American Association for Aerosol Research - Abstract Submission

AAAR 38th Annual Conference
October 5 - October 9, 2020

Virtual Conference

Abstract View


The Impact of Structure on the Estimation of Atmospherically Relevant Physicochemical Parameters

GABRIEL ISAACMAN-VANWERTZ, Bernard Aumont, Virginia Tech

     Abstract Number: 408
     Working Group: Instrumentation and Methods

Abstract
Recent advances in field-deployable mass spectrometry of gas- and particle-phase organic compounds have provided unprecedented characterization of atmospheric mixtures.
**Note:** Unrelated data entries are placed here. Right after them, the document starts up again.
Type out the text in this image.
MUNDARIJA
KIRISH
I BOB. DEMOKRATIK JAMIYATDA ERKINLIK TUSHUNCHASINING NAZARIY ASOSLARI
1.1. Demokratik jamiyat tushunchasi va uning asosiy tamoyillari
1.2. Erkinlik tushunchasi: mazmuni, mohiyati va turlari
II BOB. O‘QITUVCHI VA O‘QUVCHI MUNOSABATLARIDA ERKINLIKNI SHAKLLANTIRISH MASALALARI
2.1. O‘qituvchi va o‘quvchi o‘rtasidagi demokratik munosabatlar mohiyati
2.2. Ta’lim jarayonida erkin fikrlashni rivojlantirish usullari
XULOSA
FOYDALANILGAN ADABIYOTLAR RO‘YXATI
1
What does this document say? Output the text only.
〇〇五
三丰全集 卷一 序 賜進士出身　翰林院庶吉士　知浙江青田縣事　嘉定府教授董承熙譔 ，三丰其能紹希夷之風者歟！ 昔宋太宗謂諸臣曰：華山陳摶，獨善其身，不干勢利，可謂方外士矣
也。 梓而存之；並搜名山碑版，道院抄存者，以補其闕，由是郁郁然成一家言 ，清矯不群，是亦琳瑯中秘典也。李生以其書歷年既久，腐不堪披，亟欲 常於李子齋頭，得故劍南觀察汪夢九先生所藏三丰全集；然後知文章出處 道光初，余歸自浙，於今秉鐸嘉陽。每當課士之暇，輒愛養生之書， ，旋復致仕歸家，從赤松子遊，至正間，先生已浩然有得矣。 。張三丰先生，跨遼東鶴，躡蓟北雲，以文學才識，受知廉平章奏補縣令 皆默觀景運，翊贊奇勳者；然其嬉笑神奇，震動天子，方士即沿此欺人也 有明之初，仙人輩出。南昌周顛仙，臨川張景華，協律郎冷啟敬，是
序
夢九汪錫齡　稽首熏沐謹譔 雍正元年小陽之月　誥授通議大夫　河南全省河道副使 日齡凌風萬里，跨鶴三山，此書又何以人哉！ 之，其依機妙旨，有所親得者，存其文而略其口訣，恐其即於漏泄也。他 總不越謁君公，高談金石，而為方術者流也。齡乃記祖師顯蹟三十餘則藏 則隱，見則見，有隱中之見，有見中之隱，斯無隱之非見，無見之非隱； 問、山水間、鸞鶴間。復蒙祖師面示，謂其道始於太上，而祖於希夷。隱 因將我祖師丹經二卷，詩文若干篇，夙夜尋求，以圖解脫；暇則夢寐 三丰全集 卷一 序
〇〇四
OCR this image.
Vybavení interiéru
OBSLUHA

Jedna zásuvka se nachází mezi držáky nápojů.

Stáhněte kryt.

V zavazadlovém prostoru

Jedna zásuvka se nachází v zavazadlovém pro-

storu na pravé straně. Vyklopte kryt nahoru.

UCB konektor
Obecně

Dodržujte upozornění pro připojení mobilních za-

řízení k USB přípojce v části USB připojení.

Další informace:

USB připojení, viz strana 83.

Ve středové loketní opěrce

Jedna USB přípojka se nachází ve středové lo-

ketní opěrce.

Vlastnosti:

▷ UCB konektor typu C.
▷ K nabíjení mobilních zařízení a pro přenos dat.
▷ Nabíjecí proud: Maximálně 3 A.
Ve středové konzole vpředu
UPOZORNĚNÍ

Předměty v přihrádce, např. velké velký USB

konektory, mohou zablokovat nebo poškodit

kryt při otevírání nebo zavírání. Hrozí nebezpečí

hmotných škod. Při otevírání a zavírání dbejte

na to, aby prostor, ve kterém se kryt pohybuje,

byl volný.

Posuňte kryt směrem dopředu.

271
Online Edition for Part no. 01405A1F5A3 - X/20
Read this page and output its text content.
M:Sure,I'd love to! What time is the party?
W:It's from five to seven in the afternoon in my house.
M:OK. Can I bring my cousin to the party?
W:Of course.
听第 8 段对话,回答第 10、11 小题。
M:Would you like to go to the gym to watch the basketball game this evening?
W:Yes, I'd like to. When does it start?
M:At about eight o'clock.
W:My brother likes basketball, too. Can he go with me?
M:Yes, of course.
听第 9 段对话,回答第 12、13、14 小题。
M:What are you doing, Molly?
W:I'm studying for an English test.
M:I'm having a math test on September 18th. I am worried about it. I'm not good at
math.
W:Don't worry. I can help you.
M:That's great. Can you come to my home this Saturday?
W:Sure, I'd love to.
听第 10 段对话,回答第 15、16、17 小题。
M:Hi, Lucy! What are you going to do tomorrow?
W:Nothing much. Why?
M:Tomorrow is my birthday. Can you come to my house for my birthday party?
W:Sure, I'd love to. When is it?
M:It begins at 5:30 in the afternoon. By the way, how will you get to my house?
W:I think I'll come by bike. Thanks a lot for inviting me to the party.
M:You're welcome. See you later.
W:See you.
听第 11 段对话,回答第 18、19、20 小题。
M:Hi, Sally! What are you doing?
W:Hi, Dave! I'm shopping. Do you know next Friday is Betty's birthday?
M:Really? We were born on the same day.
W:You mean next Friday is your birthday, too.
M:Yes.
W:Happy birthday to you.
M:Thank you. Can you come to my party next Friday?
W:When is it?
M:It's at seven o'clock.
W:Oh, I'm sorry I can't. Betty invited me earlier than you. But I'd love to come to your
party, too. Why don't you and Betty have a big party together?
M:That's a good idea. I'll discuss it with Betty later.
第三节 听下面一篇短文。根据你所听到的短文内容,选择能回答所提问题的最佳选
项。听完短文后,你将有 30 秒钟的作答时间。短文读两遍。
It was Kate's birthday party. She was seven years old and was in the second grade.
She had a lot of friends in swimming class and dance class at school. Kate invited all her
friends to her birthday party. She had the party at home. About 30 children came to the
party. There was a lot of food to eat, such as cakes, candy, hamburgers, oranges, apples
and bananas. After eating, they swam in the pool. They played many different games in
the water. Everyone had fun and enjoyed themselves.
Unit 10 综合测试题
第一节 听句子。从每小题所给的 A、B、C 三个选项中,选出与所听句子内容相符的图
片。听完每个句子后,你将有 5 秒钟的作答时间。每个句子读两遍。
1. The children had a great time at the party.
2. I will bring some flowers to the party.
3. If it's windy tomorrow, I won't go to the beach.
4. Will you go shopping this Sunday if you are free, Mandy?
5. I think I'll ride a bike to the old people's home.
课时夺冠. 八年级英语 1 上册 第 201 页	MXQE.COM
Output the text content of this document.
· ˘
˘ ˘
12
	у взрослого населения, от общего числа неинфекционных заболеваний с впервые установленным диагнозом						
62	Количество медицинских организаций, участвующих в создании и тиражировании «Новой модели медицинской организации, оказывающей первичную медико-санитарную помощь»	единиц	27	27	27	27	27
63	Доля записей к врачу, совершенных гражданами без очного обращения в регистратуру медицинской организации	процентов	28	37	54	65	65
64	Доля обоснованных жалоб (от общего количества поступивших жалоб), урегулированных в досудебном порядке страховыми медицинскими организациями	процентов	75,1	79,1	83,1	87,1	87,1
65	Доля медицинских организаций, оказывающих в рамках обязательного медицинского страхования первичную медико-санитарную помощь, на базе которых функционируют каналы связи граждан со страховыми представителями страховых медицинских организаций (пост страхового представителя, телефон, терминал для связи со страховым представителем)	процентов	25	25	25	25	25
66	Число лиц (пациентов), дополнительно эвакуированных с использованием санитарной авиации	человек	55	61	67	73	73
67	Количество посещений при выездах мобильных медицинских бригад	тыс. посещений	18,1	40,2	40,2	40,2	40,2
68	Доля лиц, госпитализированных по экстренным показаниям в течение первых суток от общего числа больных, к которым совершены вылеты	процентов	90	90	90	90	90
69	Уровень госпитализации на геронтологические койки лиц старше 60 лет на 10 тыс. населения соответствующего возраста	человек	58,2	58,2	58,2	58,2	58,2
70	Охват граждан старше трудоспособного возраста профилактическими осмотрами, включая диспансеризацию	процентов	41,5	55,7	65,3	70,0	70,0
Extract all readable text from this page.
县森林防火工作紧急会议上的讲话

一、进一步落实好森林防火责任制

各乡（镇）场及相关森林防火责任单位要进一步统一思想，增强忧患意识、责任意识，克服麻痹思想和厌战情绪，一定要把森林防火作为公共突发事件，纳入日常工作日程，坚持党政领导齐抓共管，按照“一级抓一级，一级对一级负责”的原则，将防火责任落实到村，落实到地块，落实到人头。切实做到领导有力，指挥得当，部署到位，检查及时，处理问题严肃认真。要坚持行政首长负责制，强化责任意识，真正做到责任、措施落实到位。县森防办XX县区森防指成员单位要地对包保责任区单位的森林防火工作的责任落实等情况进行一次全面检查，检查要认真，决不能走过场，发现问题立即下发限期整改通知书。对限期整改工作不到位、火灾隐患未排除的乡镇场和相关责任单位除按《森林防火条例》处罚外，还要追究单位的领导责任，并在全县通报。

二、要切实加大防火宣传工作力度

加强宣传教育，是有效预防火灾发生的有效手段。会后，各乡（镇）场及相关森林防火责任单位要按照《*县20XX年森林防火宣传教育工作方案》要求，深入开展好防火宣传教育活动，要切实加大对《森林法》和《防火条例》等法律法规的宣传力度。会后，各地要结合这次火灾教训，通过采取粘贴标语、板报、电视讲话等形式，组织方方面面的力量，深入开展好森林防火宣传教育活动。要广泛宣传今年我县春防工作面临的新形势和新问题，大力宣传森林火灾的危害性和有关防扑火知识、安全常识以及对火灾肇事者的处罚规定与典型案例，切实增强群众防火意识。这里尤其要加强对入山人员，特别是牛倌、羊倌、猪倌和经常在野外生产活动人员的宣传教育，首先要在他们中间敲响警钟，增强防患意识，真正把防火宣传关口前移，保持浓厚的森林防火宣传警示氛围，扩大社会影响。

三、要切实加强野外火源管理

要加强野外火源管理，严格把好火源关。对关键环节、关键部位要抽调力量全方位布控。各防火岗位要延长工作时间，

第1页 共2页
However, while organic carbon across the entire range of atmospheric properties has become measurable by current state-of-the-art tools, many of these instruments identify analytes only by elemental formula with little or no structural information. This lack of structural information stymies the estimation of many physicochemical properties, which have strong structural dependencies. Consequently, a substantial body of work has generated and utilized empirical parameterizations of molecular properties (e.g. volatility and reactivity) based on elemental formulas, and little work has quantified the extent to which ignoring molecular structure degrades estimates of these parameters. In this presentation, we compare the estimated vapor pressures, Henry’s Law Constants, and OH reactivity of isomers of the same molecular formulas. Differences between isomers are compared to uncertainties between different structure-based estimation methods, and to errors in formula-based estimation methods. This analysis is performed using a set of ~35,000 structures (of ~1,200 formulas) predicted by the GECKO-A explicit chemical mechanism generator as atmospheric oxidation products of α-pinene, decane, and toluene. We find that differences between isomers are greater than differences between structure-based methods, indicating structural information improves estimates. Furthermore, particle-phase components suffer higher ranges and uncertainties in their estimated properties. However, formula-based estimation is possible for all three parameters with little bias and an approximately normally distributed error. Consequently, formula-based estimation is reasonable when necessary, but creates uncertainty commensurate with the lack of structural information.